Intanto, i bambini che erano su quel barcone, assistiti da Save the Children, giocano, quasi a volere esorcizzare il dramma di cui sono stati testimoni. Nel piazzale del centro di prima accoglienza, fra una risata e l’altra, fanno comunella e corrono ad abbracciare le mamme. I ragazzi di Lampedusa hanno fatto arrivare ai bimbi ospiti dell’hotspot una trentina di disegni raffiguranti una barca con all’interno una persona e delle scritte che rimandano ai concetti di pace, fratellanza e sostegno nei confronti dei più deboli. A Lampedusa stamane è arrivato anche il procuratore capo di Agrigento, facente funzioni, Salvatore Vella, per un vertice con le forze dell’ordine e i soccorritori.
«L'obiettivo - sottolinea il magistrato - è catturare i trafficanti, gli scafisti. Quello che chiediamo è la presenza di maggiori interpreti a disposizione delle forze di polizia. Servono a ricostruire fatti di reato e catturare presunti colpevoli, altrimenti siamo ciechi e sordi». Il procuratore, così come richiesto anche dal sindaco Filippo Mannino, accelera anche il trasferimento delle salme accatastate da giorni nella camera mortuaria. In serata 4 sono state caricate - assieme a circa 500 ospiti dell’hotspot - sul traghetto Pietro Novelli. E mentre le bare vengono caricate sulla nave, in porto arrivano altri due cadaveri, prima quello di un uomo e poi quello di una donna, appena ripescati dopo il naufragio dell’ennesimo barchino. In 31 sono stati soccorsi e tratti in salvo, ma c'è anche un disperso.

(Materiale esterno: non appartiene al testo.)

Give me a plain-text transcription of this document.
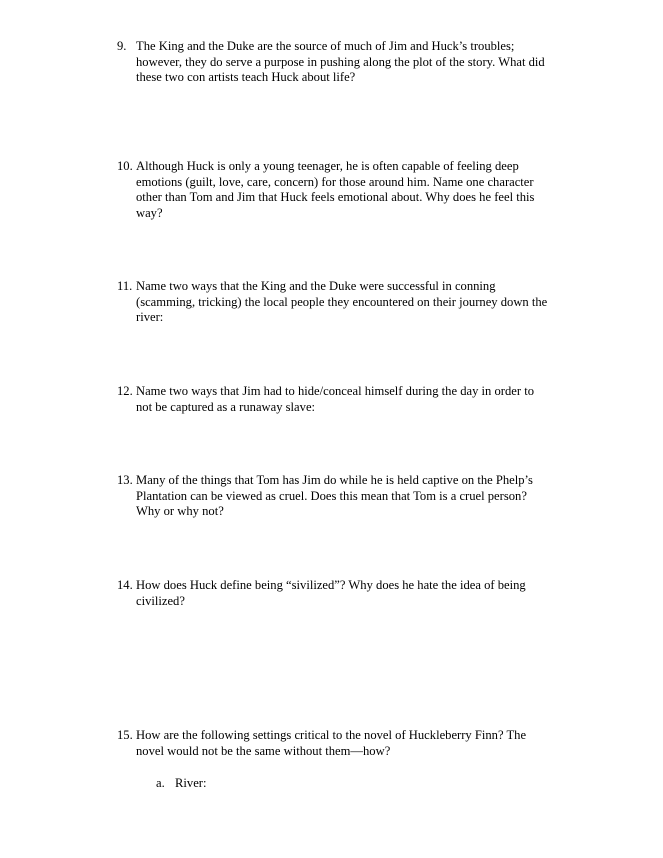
9. The King and the Duke are the source of much of Jim and Huck’s troubles;
however, they do serve a purpose in pushing along the plot of the story. What did
these two con artists teach Huck about life?
10. Although Huck is only a young teenager, he is often capable of feeling deep
emotions (guilt, love, care, concern) for those around him. Name one character
other than Tom and Jim that Huck feels emotional about. Why does he feel this
way?
11. Name two ways that the King and the Duke were successful in conning
(scamming, tricking) the local people they encountered on their journey down the
river:
12. Name two ways that Jim had to hide/conceal himself during the day in order to
not be captured as a runaway slave:
13. Many of the things that Tom has Jim do while he is held captive on the Phelp’s
Plantation can be viewed as cruel. Does this mean that Tom is a cruel person?
Why or why not?
14. How does Huck define being “sivilized”? Why does he hate the idea of being
civilized?
15. How are the following settings critical to the novel of Huckleberry Finn? The
novel would not be the same without them—how?
a. River:
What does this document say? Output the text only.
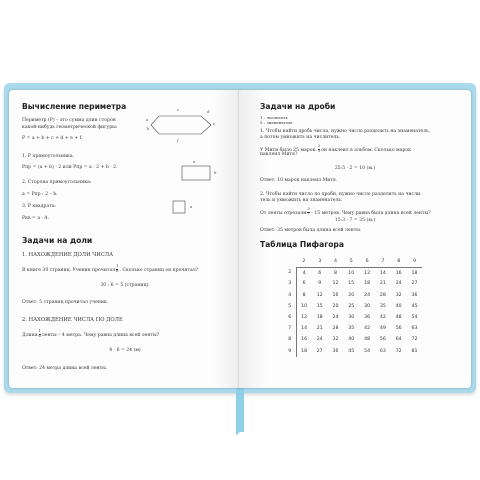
Вычисление периметра
Периметр (P) – это сумма длин сторон
какой-нибудь геометрической фигуры:
P = a + b + c + d + e + f.
c	d
a
e
b
f
1. P прямоугольника.
Pпр = (a + b) · 2 или Pпр = a · 2 + b · 2.
a
b
2. Сторона прямоугольника:
a = Pпр : 2 – b.
3. P квадрата:
Pкв = a · 4.
a
Задачи на доли
1. НАХОЖДЕНИЕ ДОЛИ ЧИСЛА
В книге 30 страниц. Ученик прочитал $\frac{1}{6}$ . Сколько страниц он прочитал?
30 : 6 = 5 (страниц).
Ответ: 5 страниц прочитал ученик.
2. НАХОЖДЕНИЕ ЧИСЛА ПО ДОЛЕ
Длина $\frac{1}{6}$ ленты – 4 метра. Чему равна длина всей ленты?
4 · 6 = 24 (м)
Ответ: 24 метра длина всей ленты.
Задачи на дроби
1 – числитель
5 – знаменатель
1. Чтобы найти дробь числа, нужно число разделить на знаменатель,
а потом умножить на числитель.
У Мити было 25 марок. $\frac{2}{5}$ он наклеил в альбом. Сколько марок
наклеил Митя?
25:5 · 2 = 10 (м.)
Ответ: 10 марок наклеил Митя.
2. Чтобы найти число по дроби, нужно число разделить на числи-
тель и умножить на знаменатель.
От ленты отрезали $\frac{3}{7} - 15$ метров. Чему равна была длина всей ленты?
15:3 · 7 = 35 (м.)
Ответ: 35 метров была длина всей ленты.
Таблица Пифагора
	2	3	4	5	6	7	8	9
2	4	6	8	10	12	14	16	18
3	6	9	12	15	18	21	24	27
4	8	12	16	20	24	28	32	36
5	10	15	20	25	30	35	40	45
6	12	18	24	30	36	42	48	54
7	14	21	28	35	42	49	56	63
8	16	24	32	40	48	56	64	72
9	18	27	36	45	54	63	72	81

«Ammiro il lavoro di chi salva vite umane, ma si deve considerare, per quanto riguarda Lampedusa, che quest’isola non può essere considerata l'unico porto sicuro - commenta il sindaco Mannino, riferendosi alle nuove direttive del governo pronto a non assegnare porti sicuri alle navi ong - . Se l’Europa veramente vuole concretizzare i valori della solidarietà e coesione fra le nazioni è giusto che tutti gli Stati partecipino al soccorso e all’accoglienza dei migranti».